Viewfinder: Love in the times of 2018

The author muses on the absence of love stories that take place in the real world and wishes for more such believable potrayals in Tamil cinema in 2018
Viewfinder: Love in the times of 2018

For a few days now, a question that Sivakarthikeyan asked me recently has been weighing on my mind. He posed it in a recent conversation as we were discussing stalking in Tamil cinema and I asked if he regretted doing Remo. To his credit, he did admit that on hindsight, he feels he should have insisted on carrying a scene that warns people that it’s not a great way to pursue a woman. And then, perhaps out of fatigue, he wondered aloud: “The only way for us to avoid such portrayal is if we simply stuck to love stories happening at offices and colleges, where the man and woman are already familiar with each other.” This was said with a look of what I thought was resignation. Well, if that’s all you guys will let us do, what other choice do we have? The first day of the new year generally gives us the illusion of a new beginning, and as such, many of us are usually emotionally primed to make some sweeping changes. Today then is a great time to think aloud about this. Are some of us — worried and bored sick about the repetitive boy-falls-in-love-with-strange-beautiful-girl trope — being restrictive? Is writing ‘office and college love stories’ the only way out?

The truth is, I don’t think we get enough of the ‘office love stories’ template in the first place. If we were to extrapolate, I’d say that we have very little of the love stories that develop between acquaintances — or as Zuckerberg would put it, friends of friends. In fact, I dare posit that it is these love stories — the ones that happen in a library, a dance class, a film club, a workplace, a classroom, an apartment complex… — that constitute the vast majority of real world relationships. While it isn’t an exhaustive sample by any stretch of imagination, almost everyone I have ever known to be in a relationship met in places like the ones mentioned above — not perchance at a traffic signal as a sudden, strong wind suddenly blows the girl’s dupatta and somehow conspires to place it on the boy’s face. For the most part, the average protagonist in our films still gets smitten by a strange, beautiful girl, and is instantly convinced he’s in love. Don’t get me wrong.

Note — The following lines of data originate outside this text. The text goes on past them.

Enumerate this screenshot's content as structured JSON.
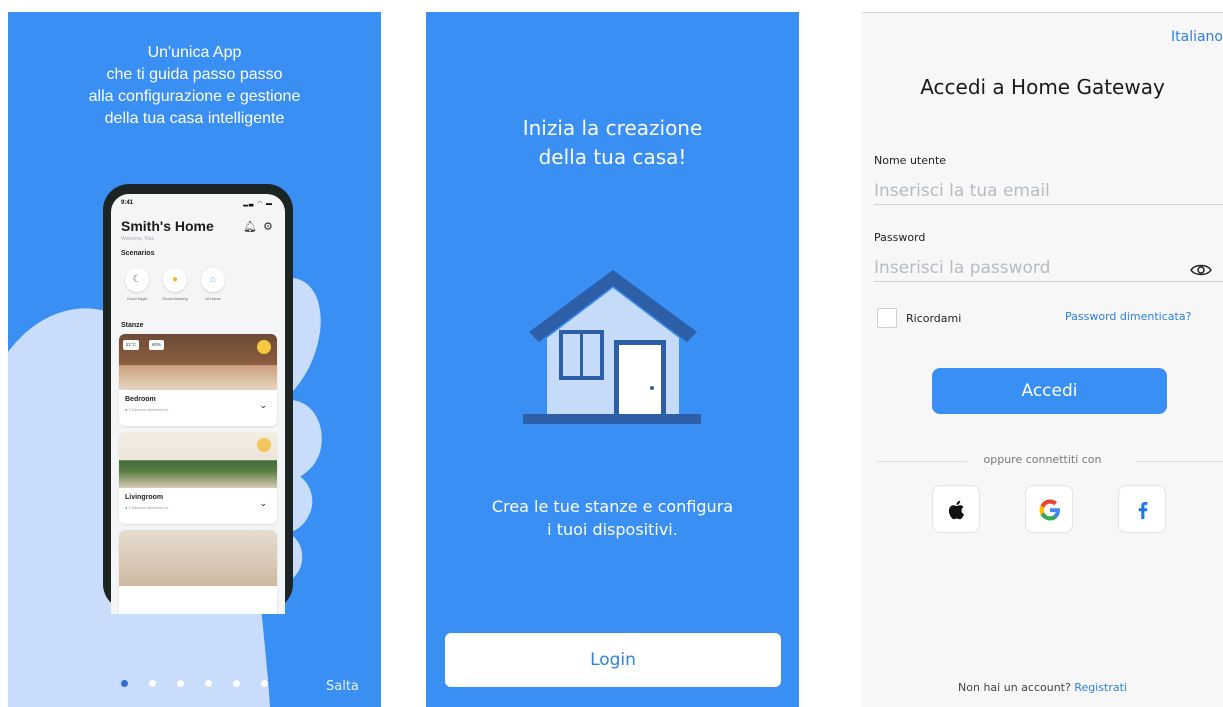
{
  "screen1": {
    "headline": [
      "Un'unica App",
      "che ti guida passo passo",
      "alla configurazione e gestione",
      "della tua casa intelligente"
    ],
    "phone": {
      "time": "9:41",
      "title": "Smith's Home",
      "welcome": "Welcome, Max",
      "scenarios_label": "Scenarios",
      "scenarios": [
        {
          "icon": "moon-icon",
          "label": "Good Night"
        },
        {
          "icon": "sun-icon",
          "label": "Good Morning"
        },
        {
          "icon": "home-icon",
          "label": "At Home"
        }
      ],
      "rooms_label": "Stanze",
      "rooms": [
        {
          "name": "Bedroom",
          "status": "3 Devices switched on",
          "temp": "21°C",
          "humidity": "60%"
        },
        {
          "name": "Livingroom",
          "status": "2 Devices switched on"
        }
      ]
    },
    "pagination": {
      "count": 6,
      "active": 0
    },
    "skip_label": "Salta"
  },
  "screen2": {
    "title": [
      "Inizia la creazione",
      "della tua casa!"
    ],
    "subtitle": [
      "Crea le tue stanze e configura",
      "i tuoi dispositivi."
    ],
    "login_label": "Login"
  },
  "screen3": {
    "language": "Italiano",
    "title": "Accedi a Home Gateway",
    "username_label": "Nome utente",
    "username_placeholder": "Inserisci la tua email",
    "password_label": "Password",
    "password_placeholder": "Inserisci la password",
    "remember_label": "Ricordami",
    "forgot_label": "Password dimenticata?",
    "submit_label": "Accedi",
    "or_label": "oppure connettiti con",
    "social": [
      "apple-icon",
      "google-icon",
      "facebook-icon"
    ],
    "signup_prompt": "Non hai un account?",
    "signup_link": "Registrati"
  },
  "colors": {
    "brand_blue": "#3a8ff5",
    "hand": "#c9dcfb",
    "house_dark": "#2d5fa8",
    "house_light": "#c6dbfa",
    "link": "#2e7fe8"
  }
}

I’m not saying this is impossible; I’m just saying it’d be a relief to have more variety, more representation of the sort of enterprising, realistic, heartwarming relationships that are being created around us.

Imagine if today, someone like Rajesh, the hero of Minnale, tells you that he just saw a random girl dancing in the rain while making a call from a telephone booth. Imagine if adds that he’s convinced about the purity of his love and wants you to help him track her down. In reality, you’d likely warn the local police station about a psycho on the loose, but somehow, in films, we have no problems believing in such skewed portrayal of reality. If some of the films of the last year — 2017 — were any indication, it’s tempting to believe this is changing. Some star vehicles still stuck to lacklustre, unrealistic love tracks though, and so, it still continues to be a relevant time to ask for more realistic love stories. Even in the unlikely case of a man getting besotted with a strange woman — soulmate and all that — how about if he takes time before getting convinced he’s in love? How about if he thinks of his attraction as a starting point and tries to get to know her better before making up his mind? How about if, like in some international cinema, the words ‘I love you’ actually have to be earned, and actually come to mean something? Maybe, just maybe, in 2018, we’ll get a love story or — gasp — two that show love for what it is in reality: both complex and simple, and often both at the same time, but never ever exactly like another.